Posted: 7/6/2012 4:59:30 AM
I'm not going to get involved with the relative moralities in this mess OP.


Instead, looking directly at your question of how to proceed from here:

For a solution to occur, everyone has to be actually working to make it happen. When a married couple is involved, and one wants a new partner, that means one thing must be the next and only thing on the daily agenda: DIVORCE.

No solution will be achieved, if all you do is "buckle up and hold on for the ride." Waiting for someone or something else to make everything okay is useless and destructive.

Is she actively seeking a divorce? Have either of them filed separation papers? I would bet the answer is no. From your description of things, all that's going on, is that you are dallying with another guys wife right in front of him, and pretending to yourself that you aren't a total cad/dweeb/tool for doing so.

Stop wasting your time telling yourself how you have room in your house, can be the white knight, and how she's this damsel in distress. That's all crap. Unless they actually want to divorce, and she actually is working to accomplish that so that she can get together with you, then ALL of what you are doing is worse than a waste of time. It's child persecution (of her kids), and you are just ONE of the crew of guys doing the persecuting.

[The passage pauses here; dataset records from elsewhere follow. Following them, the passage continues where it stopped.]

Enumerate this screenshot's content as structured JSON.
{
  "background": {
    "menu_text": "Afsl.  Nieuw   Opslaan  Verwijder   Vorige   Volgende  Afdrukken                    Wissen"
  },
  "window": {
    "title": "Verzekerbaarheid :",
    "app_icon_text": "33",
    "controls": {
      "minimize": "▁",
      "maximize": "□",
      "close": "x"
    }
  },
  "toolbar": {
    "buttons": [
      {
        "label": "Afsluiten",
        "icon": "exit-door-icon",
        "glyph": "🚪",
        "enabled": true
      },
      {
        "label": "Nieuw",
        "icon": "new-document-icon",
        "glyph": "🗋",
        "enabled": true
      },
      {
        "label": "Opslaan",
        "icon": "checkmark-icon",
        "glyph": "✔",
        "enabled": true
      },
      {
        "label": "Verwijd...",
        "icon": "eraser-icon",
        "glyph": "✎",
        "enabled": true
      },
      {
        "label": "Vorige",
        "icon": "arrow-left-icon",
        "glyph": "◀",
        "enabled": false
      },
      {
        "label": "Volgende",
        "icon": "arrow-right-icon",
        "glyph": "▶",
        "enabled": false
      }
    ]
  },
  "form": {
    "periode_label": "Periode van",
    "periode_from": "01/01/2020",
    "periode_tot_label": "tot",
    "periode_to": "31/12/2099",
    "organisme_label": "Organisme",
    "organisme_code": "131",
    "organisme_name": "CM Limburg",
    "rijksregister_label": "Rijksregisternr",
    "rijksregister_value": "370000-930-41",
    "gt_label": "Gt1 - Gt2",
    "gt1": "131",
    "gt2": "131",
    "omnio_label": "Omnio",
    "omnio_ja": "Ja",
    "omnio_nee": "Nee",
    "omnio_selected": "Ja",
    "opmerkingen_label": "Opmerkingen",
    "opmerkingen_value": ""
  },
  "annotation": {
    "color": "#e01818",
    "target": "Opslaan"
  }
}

Stop everything you are doing with her, and offer to assist her in getting a divorce, if you actually want to do something positive. Otherwise, get out and leave them be, for the children's sake.
 OutMind
Joined: 2/13/2007
Msg: 9
Dating married women in O.R ??
Posted: 7/6/2012 7:55:47 AM
Dude, have you ever heard the saying "seeing the forest from the trees." You are so deep, so deep in this mess that you can't even see what is going on.

I have to agree with Igor and some of the other people. In reality, she is using you. And let me explain what is going on. This is a classic example of Karpman's Drama Triangle. There are three people, or should I say three personality types at play here. There's the Perpetrator, the Rescuer, the Victim. All three roles become interchangeable by all of them to derive their sense of power. The Perpetrator, in this case the husband calls her a whore and emotionally abuses her to feel powerful. She, the victim, also plays games of victimhood. They follow scripts where they are constantly seeking help, and they seem helpless in these type of situations. She does not want a divorce because that would require empowerment, something that she does not want, because then she would have to take control of her life, or turn you, the Rescuer, into the Perpetrator. As a victim, she cheats with you, thus making her husband feel like a victim as well, thus now she is the perpetrator.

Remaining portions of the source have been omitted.